Une entreprise de production signe un accord d'établissement qui prévoit, pour les salariés en poste de 6 à 8 heures, une pause déjeuner de 45 minutes (dont 15 minutes payées) alors que le minimum légal applicable est de 20 minutes. Si l’entreprise n’avait pas conclu d’accord, le sujet aurait pu être réglé par l’accord de branche. Les salariés relevant de cet accord bénéficient donc automatiquement de la pause plus longue décrite dans l’accord d’établissement.
- L’accord collectif peut augmenter la durée de la pause au‑delà du minimum légal.
- Priorité : accord d’entreprise ou d’établissement ; à défaut, accord de branche.
- La mesure est facultative : l’accord peut mais n’impose pas automatiquement qu’elle existe si aucun accord n’est conclu.
- Les modalités concrètes (prise, fractionnement, rémunération) doivent être précisées par l’accord applicable.
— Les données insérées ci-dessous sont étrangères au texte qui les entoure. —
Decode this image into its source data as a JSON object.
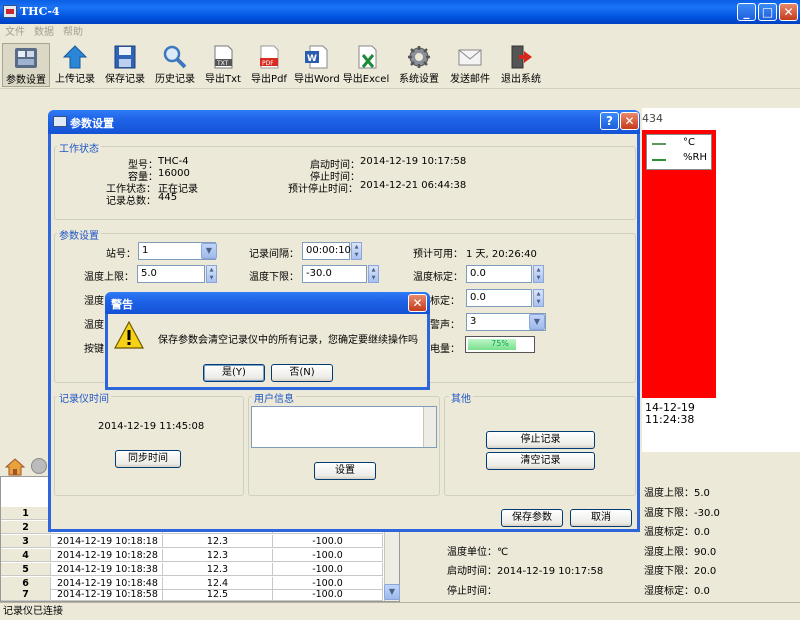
{
  "app": {
    "title": "THC-4"
  },
  "menu": [
    "文件",
    "数据",
    "帮助"
  ],
  "toolbar": [
    {
      "label": "参数设置",
      "icon": "settings-icon"
    },
    {
      "label": "上传记录",
      "icon": "upload-icon"
    },
    {
      "label": "保存记录",
      "icon": "save-icon"
    },
    {
      "label": "历史记录",
      "icon": "search-icon"
    },
    {
      "label": "导出Txt",
      "icon": "txt-file-icon"
    },
    {
      "label": "导出Pdf",
      "icon": "pdf-file-icon"
    },
    {
      "label": "导出Word",
      "icon": "word-file-icon"
    },
    {
      "label": "导出Excel",
      "icon": "excel-file-icon"
    },
    {
      "label": "系统设置",
      "icon": "gear-icon"
    },
    {
      "label": "发送邮件",
      "icon": "mail-icon"
    },
    {
      "label": "退出系统",
      "icon": "exit-icon"
    }
  ],
  "chart": {
    "number_partial": "434",
    "legend": [
      {
        "name": "°C",
        "color": "#5a9a5a"
      },
      {
        "name": "%RH",
        "color": "#2f8f2f"
      }
    ],
    "time_label_1": "14-12-19",
    "time_label_2": "11:24:38",
    "fill_color": "#FF0000"
  },
  "table": {
    "rows": [
      {
        "idx": "1",
        "time": "",
        "temp": "",
        "hum": ""
      },
      {
        "idx": "2",
        "time": "",
        "temp": "",
        "hum": ""
      },
      {
        "idx": "3",
        "time": "2014-12-19 10:18:18",
        "temp": "12.3",
        "hum": "-100.0"
      },
      {
        "idx": "4",
        "time": "2014-12-19 10:18:28",
        "temp": "12.3",
        "hum": "-100.0"
      },
      {
        "idx": "5",
        "time": "2014-12-19 10:18:38",
        "temp": "12.3",
        "hum": "-100.0"
      },
      {
        "idx": "6",
        "time": "2014-12-19 10:18:48",
        "temp": "12.4",
        "hum": "-100.0"
      },
      {
        "idx": "7",
        "time": "2014-12-19 10:18:58",
        "temp": "12.5",
        "hum": "-100.0"
      }
    ]
  },
  "right_info": {
    "temp_high": "温度上限：5.0",
    "temp_low": "温度下限：-30.0",
    "temp_cal": "温度标定：0.0",
    "hum_high": "湿度上限：90.0",
    "hum_low": "湿度下限：20.0",
    "hum_cal": "湿度标定：0.0",
    "temp_unit": "温度单位：℃",
    "start_time": "启动时间：2014-12-19 10:17:58",
    "stop_time": "停止时间："
  },
  "status": "记录仪已连接",
  "param_dialog": {
    "title": "参数设置",
    "work_state": {
      "legend": "工作状态",
      "model_label": "型号：",
      "model": "THC-4",
      "capacity_label": "容量：",
      "capacity": "16000",
      "state_label": "工作状态：",
      "state": "正在记录",
      "total_label": "记录总数：",
      "total": "445",
      "start_label": "启动时间：",
      "start": "2014-12-19 10:17:58",
      "stop_label": "停止时间：",
      "stop": "",
      "expected_stop_label": "预计停止时间：",
      "expected_stop": "2014-12-21 06:44:38"
    },
    "params": {
      "legend": "参数设置",
      "station_label": "站号：",
      "station": "1",
      "interval_label": "记录间隔：",
      "interval": "00:00:10",
      "available_label": "预计可用：",
      "available": "1 天, 20:26:40",
      "temp_high_label": "温度上限：",
      "temp_high": "5.0",
      "temp_low_label": "温度下限：",
      "temp_low": "-30.0",
      "temp_cal_label": "温度标定：",
      "temp_cal": "0.0",
      "hum_cal_partial_label": "标定：",
      "hum_cal": "0.0",
      "alarm_partial_label": "警声：",
      "alarm": "3",
      "battery_partial_label": "电量：",
      "battery_pct": "75%",
      "battery_fraction": 0.75,
      "partial_left_1": "湿度",
      "partial_left_2": "温度",
      "partial_left_3": "按键"
    },
    "logger_time": {
      "legend": "记录仪时间",
      "time": "2014-12-19 11:45:08",
      "sync_btn": "同步时间"
    },
    "user_info": {
      "legend": "用户信息",
      "set_btn": "设置"
    },
    "other": {
      "legend": "其他",
      "stop_btn": "停止记录",
      "clear_btn": "清空记录"
    },
    "save_btn": "保存参数",
    "cancel_btn": "取消"
  },
  "warning": {
    "title": "警告",
    "message": "保存参数会清空记录仪中的所有记录，您确定要继续操作吗",
    "yes": "是(Y)",
    "no": "否(N)"
  }
}
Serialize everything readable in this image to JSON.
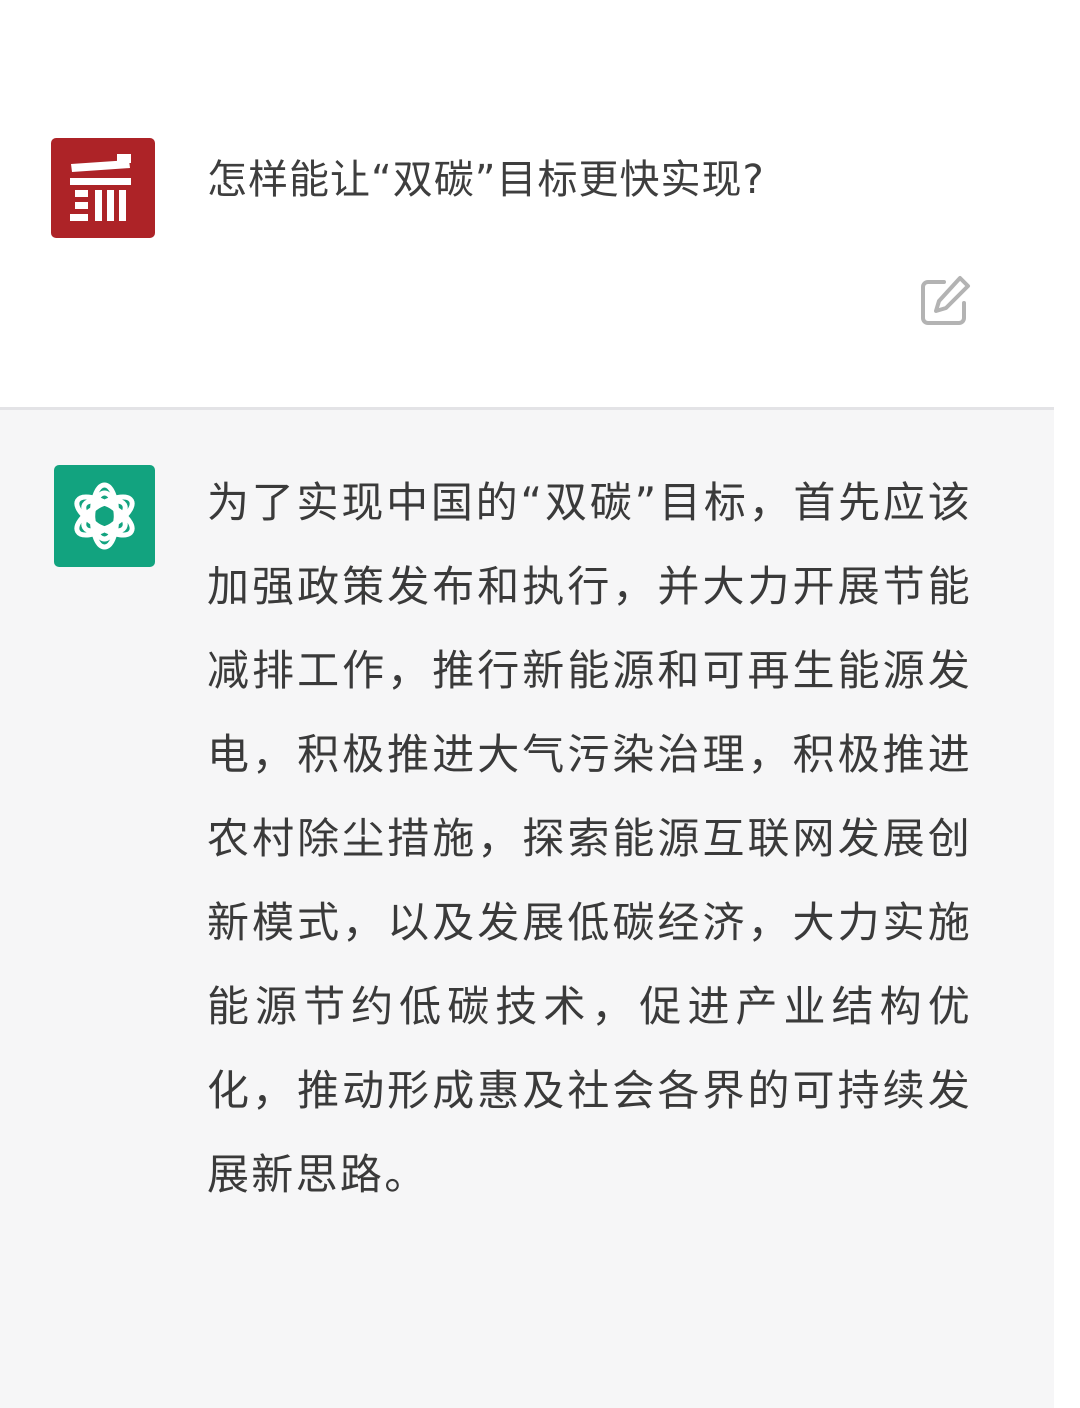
{
  "conversation": {
    "user_message": {
      "avatar_icon": "red-building-logo-icon",
      "text": "怎样能让“双碳”目标更快实现?",
      "edit_icon": "edit-icon"
    },
    "assistant_message": {
      "avatar_icon": "openai-logo-icon",
      "text": "为了实现中国的“双碳”目标，首先应该加强政策发布和执行，并大力开展节能减排工作，推行新能源和可再生能源发电，积极推进大气污染治理，积极推进农村除尘措施，探索能源互联网发展创新模式，以及发展低碳经济，大力实施能源节约低碳技术，促进产业结构优化，推动形成惠及社会各界的可持续发展新思路。"
    }
  },
  "colors": {
    "user_avatar_bg": "#ad2327",
    "assistant_avatar_bg": "#12a37f",
    "assistant_row_bg": "#f6f6f7"
  }
}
- Une fois l’accord applicable (conclu, étendu ou signé par l’employeur), l’employeur est tenu de l’appliquer pour les salariés concernés.
- Un employeur non couvert par un accord ne peut pas utiliser cet article pour diminuer la durée des pauses exigées par un accord supérieur ou par la loi.
- L’augmentation de la pause n’affecte pas d’autres obligations légales (temps de travail effectif, repos quotidien) ; la qualification payée ou non dépend de l’accord ou des usages.